You can find an excellent list of providers offering two-factor authentication at http://twofactorauth.org —the list shows not just who offers you this type of security, but also which options they support.
Because I’ll be going overseas for several months next year, and won’t be using my US telephone number while I’m there, I’ve been slowly migrating most of my two-factor authentication away from SMS and to the Google Authenticator program that I can run on my phone. But for most people, SMS authentication works perfectly well.
Step 3: Beware Public Computers & Networks!
Why? If you’re using a computer other than your own, there’s always a risk that it has been compromised in some way—it’s not at all uncommon for computers that aren’t protected with good and up-to-date anti-virus/anti-malware software to have a malicious keylogger program or other spyware installed. Be very cautious about logging into secure systems from a computer that you’re not sure is well-maintained.
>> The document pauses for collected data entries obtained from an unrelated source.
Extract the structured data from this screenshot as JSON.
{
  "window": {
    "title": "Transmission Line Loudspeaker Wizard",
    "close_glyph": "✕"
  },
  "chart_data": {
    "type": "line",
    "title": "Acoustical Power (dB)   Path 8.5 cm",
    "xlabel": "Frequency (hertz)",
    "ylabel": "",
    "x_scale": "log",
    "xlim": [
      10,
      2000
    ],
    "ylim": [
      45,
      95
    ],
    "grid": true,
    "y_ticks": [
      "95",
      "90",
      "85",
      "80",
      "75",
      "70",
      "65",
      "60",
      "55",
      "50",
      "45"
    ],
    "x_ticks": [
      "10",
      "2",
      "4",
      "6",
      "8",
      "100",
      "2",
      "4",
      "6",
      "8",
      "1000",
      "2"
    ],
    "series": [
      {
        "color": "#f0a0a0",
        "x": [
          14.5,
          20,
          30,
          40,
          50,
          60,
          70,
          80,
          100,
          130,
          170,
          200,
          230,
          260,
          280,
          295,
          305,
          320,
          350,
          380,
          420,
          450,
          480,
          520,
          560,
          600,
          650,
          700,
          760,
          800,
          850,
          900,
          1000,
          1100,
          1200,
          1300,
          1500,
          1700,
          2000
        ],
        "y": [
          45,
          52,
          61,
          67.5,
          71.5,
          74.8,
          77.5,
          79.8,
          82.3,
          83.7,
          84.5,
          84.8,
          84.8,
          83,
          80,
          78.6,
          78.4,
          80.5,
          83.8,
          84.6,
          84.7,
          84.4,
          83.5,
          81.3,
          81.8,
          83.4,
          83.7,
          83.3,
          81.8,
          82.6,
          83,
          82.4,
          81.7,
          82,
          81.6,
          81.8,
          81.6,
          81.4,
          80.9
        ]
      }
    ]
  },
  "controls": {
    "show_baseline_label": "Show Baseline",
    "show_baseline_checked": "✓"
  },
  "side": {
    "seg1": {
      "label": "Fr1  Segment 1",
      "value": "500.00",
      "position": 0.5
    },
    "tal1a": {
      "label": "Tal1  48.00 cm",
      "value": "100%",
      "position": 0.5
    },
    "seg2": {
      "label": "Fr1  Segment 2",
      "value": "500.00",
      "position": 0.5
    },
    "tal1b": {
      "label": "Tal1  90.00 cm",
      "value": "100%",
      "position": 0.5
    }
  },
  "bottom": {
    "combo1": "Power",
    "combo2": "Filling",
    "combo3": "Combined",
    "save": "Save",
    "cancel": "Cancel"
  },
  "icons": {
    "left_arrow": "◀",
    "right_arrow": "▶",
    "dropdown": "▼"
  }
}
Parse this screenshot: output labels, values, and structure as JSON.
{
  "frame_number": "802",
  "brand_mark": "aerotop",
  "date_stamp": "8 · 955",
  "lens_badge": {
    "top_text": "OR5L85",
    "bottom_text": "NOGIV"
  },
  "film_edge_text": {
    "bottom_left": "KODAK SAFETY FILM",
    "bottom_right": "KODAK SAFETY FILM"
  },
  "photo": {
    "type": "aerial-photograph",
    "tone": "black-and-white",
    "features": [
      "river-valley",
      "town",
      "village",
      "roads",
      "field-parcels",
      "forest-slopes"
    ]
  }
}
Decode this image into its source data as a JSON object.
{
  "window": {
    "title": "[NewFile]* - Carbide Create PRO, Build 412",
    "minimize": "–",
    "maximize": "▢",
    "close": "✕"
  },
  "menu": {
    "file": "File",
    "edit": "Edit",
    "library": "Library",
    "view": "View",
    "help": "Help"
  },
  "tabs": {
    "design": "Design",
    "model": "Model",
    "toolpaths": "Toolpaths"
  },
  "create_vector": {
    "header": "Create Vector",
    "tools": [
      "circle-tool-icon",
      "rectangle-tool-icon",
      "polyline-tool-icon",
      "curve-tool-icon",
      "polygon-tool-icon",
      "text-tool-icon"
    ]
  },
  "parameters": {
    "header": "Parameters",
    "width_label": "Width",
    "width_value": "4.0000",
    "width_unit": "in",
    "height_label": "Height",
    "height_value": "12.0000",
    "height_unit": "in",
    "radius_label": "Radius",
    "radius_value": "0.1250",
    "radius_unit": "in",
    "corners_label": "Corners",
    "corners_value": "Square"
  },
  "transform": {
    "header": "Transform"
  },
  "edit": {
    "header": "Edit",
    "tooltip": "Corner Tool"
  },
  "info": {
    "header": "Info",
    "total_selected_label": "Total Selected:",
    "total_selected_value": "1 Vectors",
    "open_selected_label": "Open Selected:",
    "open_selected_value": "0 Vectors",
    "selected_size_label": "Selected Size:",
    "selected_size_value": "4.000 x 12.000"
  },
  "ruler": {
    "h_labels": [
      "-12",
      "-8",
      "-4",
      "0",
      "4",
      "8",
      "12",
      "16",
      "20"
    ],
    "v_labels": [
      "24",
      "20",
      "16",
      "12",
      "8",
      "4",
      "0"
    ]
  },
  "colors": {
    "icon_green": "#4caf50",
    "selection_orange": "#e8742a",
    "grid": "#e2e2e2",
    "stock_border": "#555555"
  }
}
Even if you’re using a safe computer, however, there’s enormous risk involved with connecting to public wifi signals. The Medium essay “Here’s Why Public WiFi is a Public Health Hazard” gives you an idea of just how dangerous public wifi networks are. I’m not going to tell you not to use public wifi—“Just Say No” is almost always an entirely impractical solution.
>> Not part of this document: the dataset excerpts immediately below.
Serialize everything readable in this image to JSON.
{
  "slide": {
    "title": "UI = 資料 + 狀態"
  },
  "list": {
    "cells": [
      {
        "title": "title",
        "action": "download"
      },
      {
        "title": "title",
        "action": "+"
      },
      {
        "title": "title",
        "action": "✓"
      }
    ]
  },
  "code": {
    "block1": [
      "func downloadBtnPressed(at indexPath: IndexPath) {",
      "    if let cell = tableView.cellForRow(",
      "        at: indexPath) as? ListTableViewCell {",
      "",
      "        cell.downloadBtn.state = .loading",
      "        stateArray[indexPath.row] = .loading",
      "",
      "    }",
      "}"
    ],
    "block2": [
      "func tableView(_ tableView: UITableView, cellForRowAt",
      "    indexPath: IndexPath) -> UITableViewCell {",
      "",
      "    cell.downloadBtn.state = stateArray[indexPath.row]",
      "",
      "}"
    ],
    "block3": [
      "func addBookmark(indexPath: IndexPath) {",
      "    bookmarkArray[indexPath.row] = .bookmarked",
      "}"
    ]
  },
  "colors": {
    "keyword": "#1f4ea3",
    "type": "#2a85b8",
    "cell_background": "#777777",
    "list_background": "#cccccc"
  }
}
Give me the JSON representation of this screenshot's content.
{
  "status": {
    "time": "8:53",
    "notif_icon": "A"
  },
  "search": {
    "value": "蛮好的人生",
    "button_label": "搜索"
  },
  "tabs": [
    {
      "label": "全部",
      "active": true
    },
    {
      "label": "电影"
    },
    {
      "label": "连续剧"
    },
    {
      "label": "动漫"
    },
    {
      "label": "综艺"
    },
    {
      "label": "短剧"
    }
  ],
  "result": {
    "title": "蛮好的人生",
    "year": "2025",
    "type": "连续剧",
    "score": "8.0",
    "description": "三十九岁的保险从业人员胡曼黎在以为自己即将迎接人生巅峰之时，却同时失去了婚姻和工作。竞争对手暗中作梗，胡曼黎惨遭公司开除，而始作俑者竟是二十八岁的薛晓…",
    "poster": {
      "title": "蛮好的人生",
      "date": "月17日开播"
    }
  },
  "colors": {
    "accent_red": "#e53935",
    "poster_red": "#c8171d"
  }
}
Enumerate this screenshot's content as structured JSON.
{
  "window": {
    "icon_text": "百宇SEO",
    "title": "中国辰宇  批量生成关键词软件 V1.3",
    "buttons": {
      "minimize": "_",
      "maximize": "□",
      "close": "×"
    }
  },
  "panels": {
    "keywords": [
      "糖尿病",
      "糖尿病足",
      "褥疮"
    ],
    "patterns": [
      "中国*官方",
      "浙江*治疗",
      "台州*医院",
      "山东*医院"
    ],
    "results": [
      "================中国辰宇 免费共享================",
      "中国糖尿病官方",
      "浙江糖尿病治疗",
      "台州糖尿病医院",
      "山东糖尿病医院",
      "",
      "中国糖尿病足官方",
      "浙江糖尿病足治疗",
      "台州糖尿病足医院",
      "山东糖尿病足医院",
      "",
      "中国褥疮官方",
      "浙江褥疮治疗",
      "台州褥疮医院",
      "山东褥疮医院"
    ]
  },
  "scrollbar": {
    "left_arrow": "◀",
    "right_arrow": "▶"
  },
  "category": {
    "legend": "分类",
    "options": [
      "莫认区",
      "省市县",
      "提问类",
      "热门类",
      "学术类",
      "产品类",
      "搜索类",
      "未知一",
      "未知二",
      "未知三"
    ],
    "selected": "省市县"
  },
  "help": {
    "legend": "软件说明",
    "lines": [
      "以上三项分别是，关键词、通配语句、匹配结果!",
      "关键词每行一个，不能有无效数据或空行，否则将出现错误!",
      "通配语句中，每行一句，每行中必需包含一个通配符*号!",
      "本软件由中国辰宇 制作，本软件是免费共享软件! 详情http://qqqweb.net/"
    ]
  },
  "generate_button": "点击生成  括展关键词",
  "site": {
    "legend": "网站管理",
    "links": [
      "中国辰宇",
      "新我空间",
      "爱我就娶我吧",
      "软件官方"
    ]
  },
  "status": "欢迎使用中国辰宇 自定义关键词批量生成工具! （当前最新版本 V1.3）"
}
How: Since nearly all of us do use public networks, one of the best ways that we can protect ourselves is by installing VPN (“virtual private network”) software onto the devices you’re connecting with. A VPN creates an encrypted tunnel through the network for all of your data, so even someone who’s spying on the data going through the network won’t be able to extract your information from it.
If your employer provides a VPN, use it (and not just when you’re required to, as in the case of restricted in-house systems). If it doesn’t, or if it doesn’t work on all of your devices (my university doesn’t support mobile devices with its VPN, for instance), consider using a third party VPN option. Lifehacker has written some nice things about VPN options, including “Why You Should Start Using a VPN (and How to Choose the Best One for Your Needs)”, and “Five Best VPN Service Providers”. After reviewing the options, I decided to go with TunnelBear, which has a free option if you don’t expect to use more than 500MB of month of data on public networks. I opted for the paid version ($50/year), which gives me unlimited data on up to three devices—I installed it on my Mac, my iPhone, and my iPad, which are the devices I’m most likely to use when I’m out of the house. Tunnelbear is a great option for people who aren’t very tech-savvy, because it provides a very simple user interface and requires no complex configuration. (A side benefit of a VPN is that it allows your computer to look as though it’s connected to the Internet from the VPN server’s location—since I’ll be traveling abroad for a good chunk of next year, that will help me keep access to my paid accounts with providers like NetFlix, which otherwise might be inaccessible to me.)
Those three steps—using good passwords and a password manager to keep track of them, setting up two-factor authentication on as many of your accounts as possible, and using a VPN on public networks—will greatly reduce your risk, and make you a far less attractive target for identity thieves. And while they’ll take some time to set up, they’re inexpensive and powerful tools that are worth the time and effort involved.